Finance Committee members also are divided on how to offset the fix, which could cost up to $20 billion. Congressional Democrats have been eager to make deeper cuts to private health insurance plans in Medicare Advantage but have met with stiff GOP resistance.
In addition, drafting a physician payment fix has been complicated by lobbying efforts on behalf of health insurers, oxygen-supply companies, nursing homes, power-wheelchair makers, kidney dialysis providers and others seeking to prevent their industries from being made to foot the bill.
“Everybody else would just as soon a package not be put together,” a physician lobbyist said, adding that these groups would be content to “run out the clock” to preserve their own Medicare funding.
Offsets also could be needed to cover a new Medicare bill other than a physician payment fix.

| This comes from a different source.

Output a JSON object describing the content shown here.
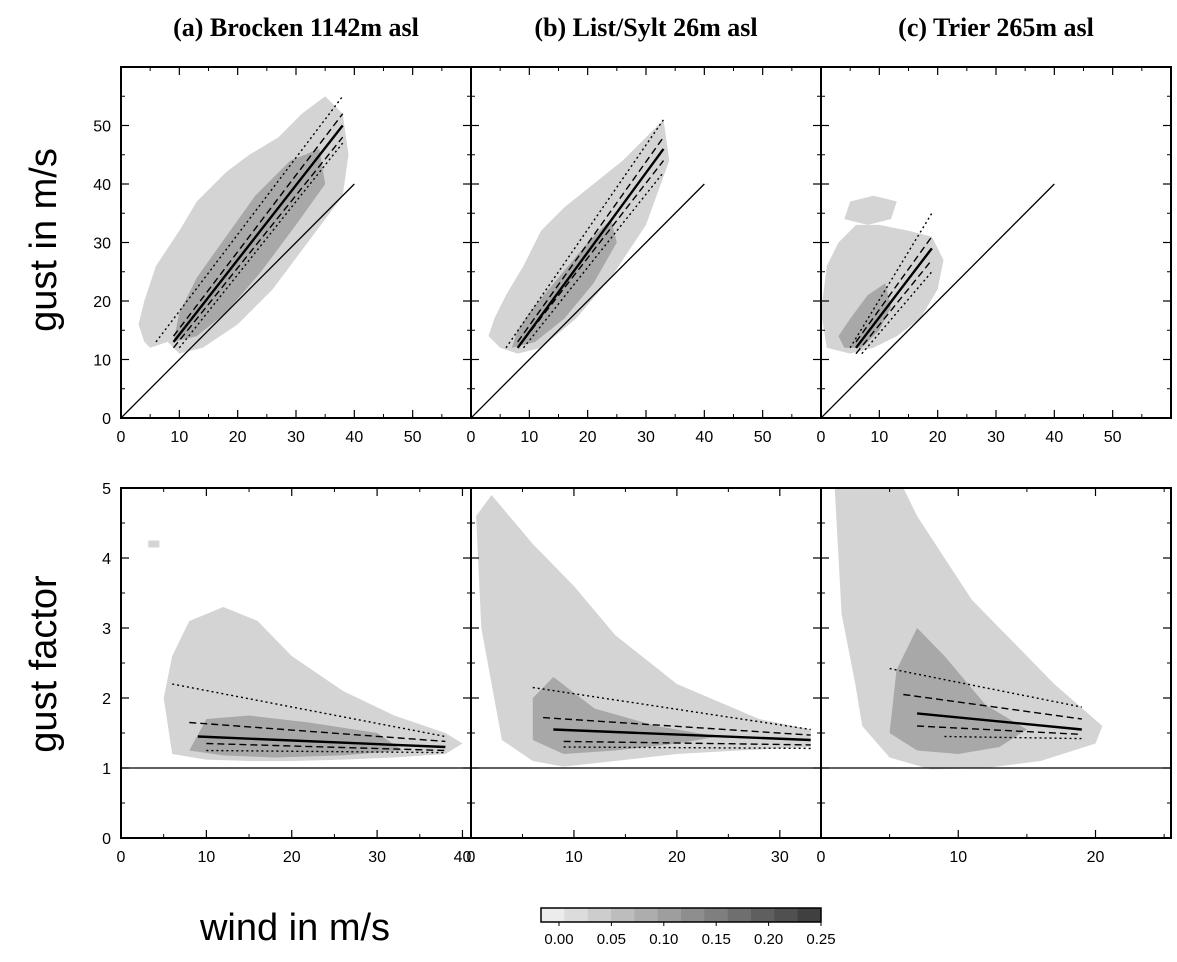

The Senate Finance Committee is said to be weighing a substantial rural healthcare package, while both Baucus and Grassley have introduced legislation to enhance the Medicare prescription drug benefit.
For now, the House is waiting for the Senate to act. In August, the House passed a $20 billion physician payment fix as part of its combined SCHIP-Medicare bill. House Democratic aides indicated that the lower chamber doesn’t plan to revisit its Medicare legislation until it sees what the Senate devises.
These House Democratic aides maintained that final action on whatever the Medicare package is would be completed before Congress adjourns for the year. “We are committed to moving this forward and getting things done,” a House Democratic leadership aide said.
Like in previous years, a massive, end-of-session omnibus bill is considered the only realistic vehicle for moving a Medicare bill. “I expect it’s going to be the last vote on the last day,” a lobbyist said.